EARLY — City Administrator Tony Aaron described Tuesday — the first day of the 2019-’20 fiscal year — as the “starting line” for projects planned for the new year.

The city is starting off the year in good shape, with a “good budget” that projects revenue of $7.1 million, a 2 percent increase over last year, and expenditures of $6.65 million, a 3.8 increase over last year, Aaron said.

Most of the increase in expenditures is from adding $100,000 into salaries for additional paid fire coverage and converting a part-time patrol officer into a full-time position, Aaron said. The fire department now has 24-hour-a-day staffing.

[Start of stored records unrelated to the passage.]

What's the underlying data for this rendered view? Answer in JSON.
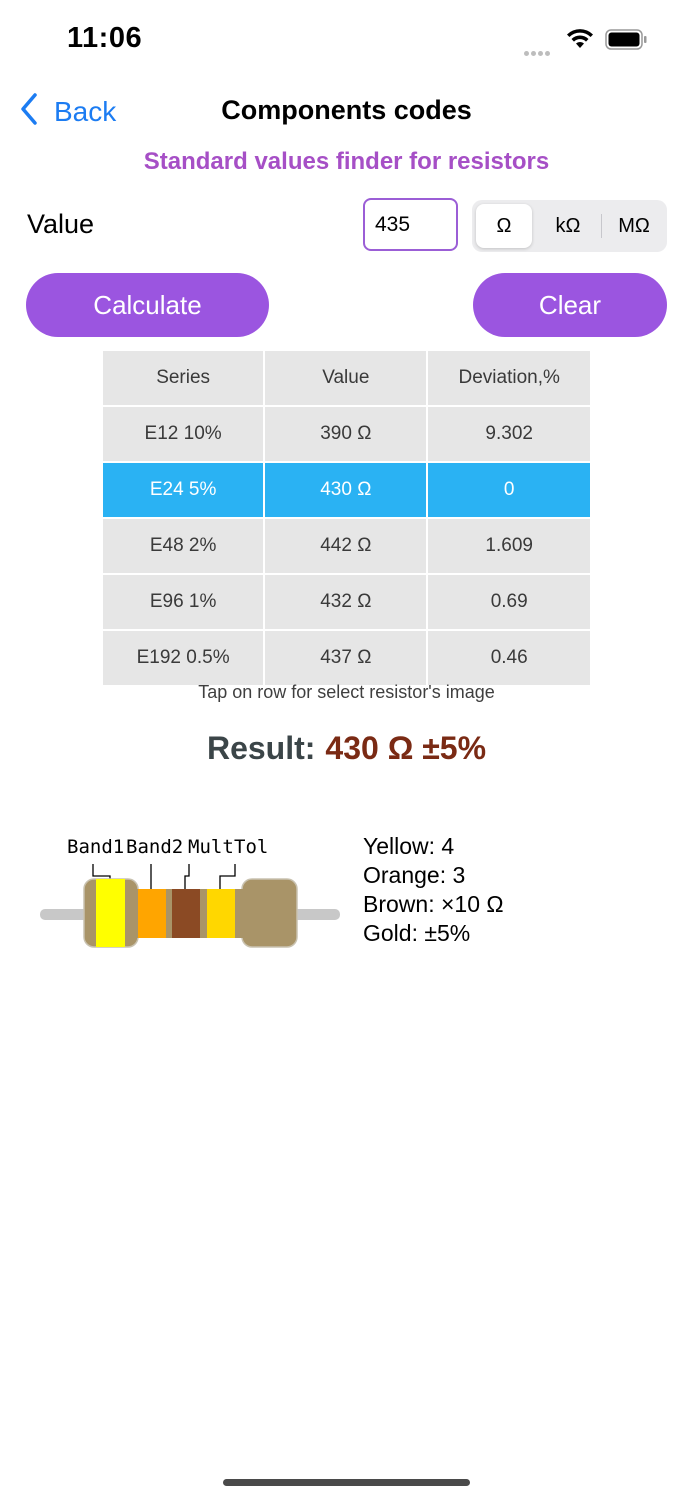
{
  "status_bar": {
    "time": "11:06"
  },
  "nav": {
    "back_label": "Back",
    "title": "Components codes"
  },
  "subtitle": "Standard values finder for resistors",
  "input": {
    "label": "Value",
    "value": "435"
  },
  "units": {
    "options": [
      "Ω",
      "kΩ",
      "MΩ"
    ],
    "selected": "Ω"
  },
  "buttons": {
    "calculate": "Calculate",
    "clear": "Clear"
  },
  "table": {
    "headers": [
      "Series",
      "Value",
      "Deviation,%"
    ],
    "rows": [
      [
        "E12 10%",
        "390 Ω",
        "9.302"
      ],
      [
        "E24 5%",
        "430 Ω",
        "0"
      ],
      [
        "E48 2%",
        "442 Ω",
        "1.609"
      ],
      [
        "E96 1%",
        "432 Ω",
        "0.69"
      ],
      [
        "E192 0.5%",
        "437 Ω",
        "0.46"
      ]
    ],
    "selected_row": 1
  },
  "hint": "Tap on row for select resistor's image",
  "result": {
    "label": "Result:",
    "value": "430 Ω ±5%"
  },
  "bands": {
    "labels": [
      "Band1",
      "Band2",
      "Mult",
      "Tol"
    ],
    "colors": {
      "band1": "#ffff00",
      "band2": "#ffa500",
      "mult": "#8b4a24",
      "tol": "#ffd700",
      "body": "#a99468",
      "lead": "#c8c8c8"
    }
  },
  "decode": [
    "Yellow: 4",
    "Orange: 3",
    "Brown: ×10 Ω",
    "Gold: ±5%"
  ]
}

The tax rate of 54.10 cents per $100 valuation is unchanged from last year. There are no increases in utility rates except for bulk water consumption, which affects construction companies that buy city water, Aaron said.

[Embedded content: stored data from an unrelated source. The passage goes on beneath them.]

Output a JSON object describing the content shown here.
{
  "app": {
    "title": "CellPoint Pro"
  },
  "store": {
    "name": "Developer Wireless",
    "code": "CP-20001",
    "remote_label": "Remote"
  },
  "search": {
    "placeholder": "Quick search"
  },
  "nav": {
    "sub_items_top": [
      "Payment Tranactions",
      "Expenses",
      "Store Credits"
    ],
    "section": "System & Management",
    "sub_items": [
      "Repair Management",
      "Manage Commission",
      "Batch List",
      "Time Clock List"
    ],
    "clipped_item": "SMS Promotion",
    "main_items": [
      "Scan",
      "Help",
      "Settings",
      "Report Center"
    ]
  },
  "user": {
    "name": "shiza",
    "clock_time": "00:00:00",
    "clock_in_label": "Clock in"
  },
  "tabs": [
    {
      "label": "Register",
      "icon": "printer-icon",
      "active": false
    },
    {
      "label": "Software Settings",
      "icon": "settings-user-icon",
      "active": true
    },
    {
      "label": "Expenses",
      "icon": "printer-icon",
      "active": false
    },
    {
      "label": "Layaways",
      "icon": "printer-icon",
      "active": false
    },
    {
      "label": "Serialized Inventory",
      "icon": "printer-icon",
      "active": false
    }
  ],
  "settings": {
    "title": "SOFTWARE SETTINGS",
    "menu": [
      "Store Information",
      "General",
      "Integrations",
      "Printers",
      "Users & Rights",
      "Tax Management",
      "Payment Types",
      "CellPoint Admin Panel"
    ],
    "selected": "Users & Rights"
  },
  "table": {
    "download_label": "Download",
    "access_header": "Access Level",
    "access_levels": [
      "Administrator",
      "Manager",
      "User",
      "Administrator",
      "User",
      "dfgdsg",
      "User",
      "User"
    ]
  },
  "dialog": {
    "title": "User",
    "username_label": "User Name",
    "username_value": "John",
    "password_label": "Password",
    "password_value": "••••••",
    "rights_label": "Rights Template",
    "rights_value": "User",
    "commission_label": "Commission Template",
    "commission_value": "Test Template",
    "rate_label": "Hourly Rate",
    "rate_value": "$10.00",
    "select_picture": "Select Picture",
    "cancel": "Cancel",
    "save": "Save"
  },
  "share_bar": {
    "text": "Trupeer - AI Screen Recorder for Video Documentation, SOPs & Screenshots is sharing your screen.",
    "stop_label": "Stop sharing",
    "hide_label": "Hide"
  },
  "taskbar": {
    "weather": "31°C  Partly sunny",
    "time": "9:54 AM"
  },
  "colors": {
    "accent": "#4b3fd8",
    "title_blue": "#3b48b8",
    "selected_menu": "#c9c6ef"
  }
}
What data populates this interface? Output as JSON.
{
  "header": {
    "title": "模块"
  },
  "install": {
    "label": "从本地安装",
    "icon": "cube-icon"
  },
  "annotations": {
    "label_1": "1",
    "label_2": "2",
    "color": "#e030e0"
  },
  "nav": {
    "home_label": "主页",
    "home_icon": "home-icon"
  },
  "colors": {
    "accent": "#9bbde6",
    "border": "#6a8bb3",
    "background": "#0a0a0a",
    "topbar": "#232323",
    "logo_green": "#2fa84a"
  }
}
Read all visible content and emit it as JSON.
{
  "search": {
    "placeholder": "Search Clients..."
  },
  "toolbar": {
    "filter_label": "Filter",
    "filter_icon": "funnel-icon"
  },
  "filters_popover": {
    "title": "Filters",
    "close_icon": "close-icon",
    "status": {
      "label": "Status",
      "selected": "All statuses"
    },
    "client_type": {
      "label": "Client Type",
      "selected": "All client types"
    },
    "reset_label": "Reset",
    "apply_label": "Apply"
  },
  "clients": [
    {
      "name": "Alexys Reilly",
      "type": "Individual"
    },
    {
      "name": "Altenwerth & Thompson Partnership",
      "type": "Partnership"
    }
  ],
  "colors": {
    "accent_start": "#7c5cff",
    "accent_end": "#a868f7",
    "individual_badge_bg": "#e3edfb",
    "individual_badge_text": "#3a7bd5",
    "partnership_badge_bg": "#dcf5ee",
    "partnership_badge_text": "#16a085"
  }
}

Projects planned for the year include:

• Improvements to the utility drive-through window at City Hall

• Addition of a welcome monument at the Early Visitors and Event Center

• $300,000 worth of street and drainage projects

• Park improvements at McDonald and the baseball parks

• Additional replacement of old water meters

• A sewer rehab project in the Crescent Street neighborhood

• Purchase of the city’s first street sweeper to begin street cleanup

• Purchase of a sanitation truck to replace an existing truck

Aaron also said the Early Municipal Development District (EMDD) recently purchased two pieces of property — one at 405 Early Blvd. and one at the corner of Early Boulevard and C.C. Woodson for site development and resale to developers. The EMDD is obtaining loans totaling $840,000 which include the cost of site development.

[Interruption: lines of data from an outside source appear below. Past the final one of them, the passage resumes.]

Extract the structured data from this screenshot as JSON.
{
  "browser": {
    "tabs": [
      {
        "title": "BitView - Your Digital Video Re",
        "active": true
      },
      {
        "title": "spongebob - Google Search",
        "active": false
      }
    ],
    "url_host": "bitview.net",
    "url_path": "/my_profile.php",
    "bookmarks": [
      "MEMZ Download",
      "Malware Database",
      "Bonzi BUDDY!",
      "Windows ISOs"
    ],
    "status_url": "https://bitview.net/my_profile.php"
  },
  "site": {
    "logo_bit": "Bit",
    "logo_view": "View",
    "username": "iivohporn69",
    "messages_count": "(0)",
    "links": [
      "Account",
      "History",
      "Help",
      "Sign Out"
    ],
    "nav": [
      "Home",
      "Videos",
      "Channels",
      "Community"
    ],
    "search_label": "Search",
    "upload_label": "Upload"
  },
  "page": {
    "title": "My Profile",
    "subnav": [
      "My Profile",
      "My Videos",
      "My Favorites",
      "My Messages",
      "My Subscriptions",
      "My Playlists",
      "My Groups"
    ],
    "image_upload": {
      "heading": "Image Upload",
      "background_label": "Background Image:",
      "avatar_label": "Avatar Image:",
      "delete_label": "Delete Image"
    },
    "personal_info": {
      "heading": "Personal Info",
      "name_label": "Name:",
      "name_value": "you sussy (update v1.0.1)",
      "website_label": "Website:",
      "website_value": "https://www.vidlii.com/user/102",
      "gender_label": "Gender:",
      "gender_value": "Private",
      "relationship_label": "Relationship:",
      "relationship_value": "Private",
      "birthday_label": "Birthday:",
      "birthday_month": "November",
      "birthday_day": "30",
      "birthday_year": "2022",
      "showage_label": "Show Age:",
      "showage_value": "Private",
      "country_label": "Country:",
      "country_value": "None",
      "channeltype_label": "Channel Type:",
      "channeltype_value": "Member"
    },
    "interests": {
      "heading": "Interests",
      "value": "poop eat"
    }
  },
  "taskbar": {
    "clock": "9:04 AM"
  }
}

The city and EMDD have “always been aggressive at pursuing economic development opportunities,” Aaron said. Developers had recently bought property and had to spend a lot of time on tasks including demolition, cleaning up easement issues and moving power, sewer and gas lines, Aaron said.

“It’s hard enough in our market to get developers to look at pieces of property,” Aaron said. “But then when you get them to look at a piece of property and there’s a lot of complications to it, it can slow the process down.

“We’ve identified a couple of pieces of property that we felt were best for the economic development board to purchase those properties, and get them site ready to market to a developer for future growth potential.”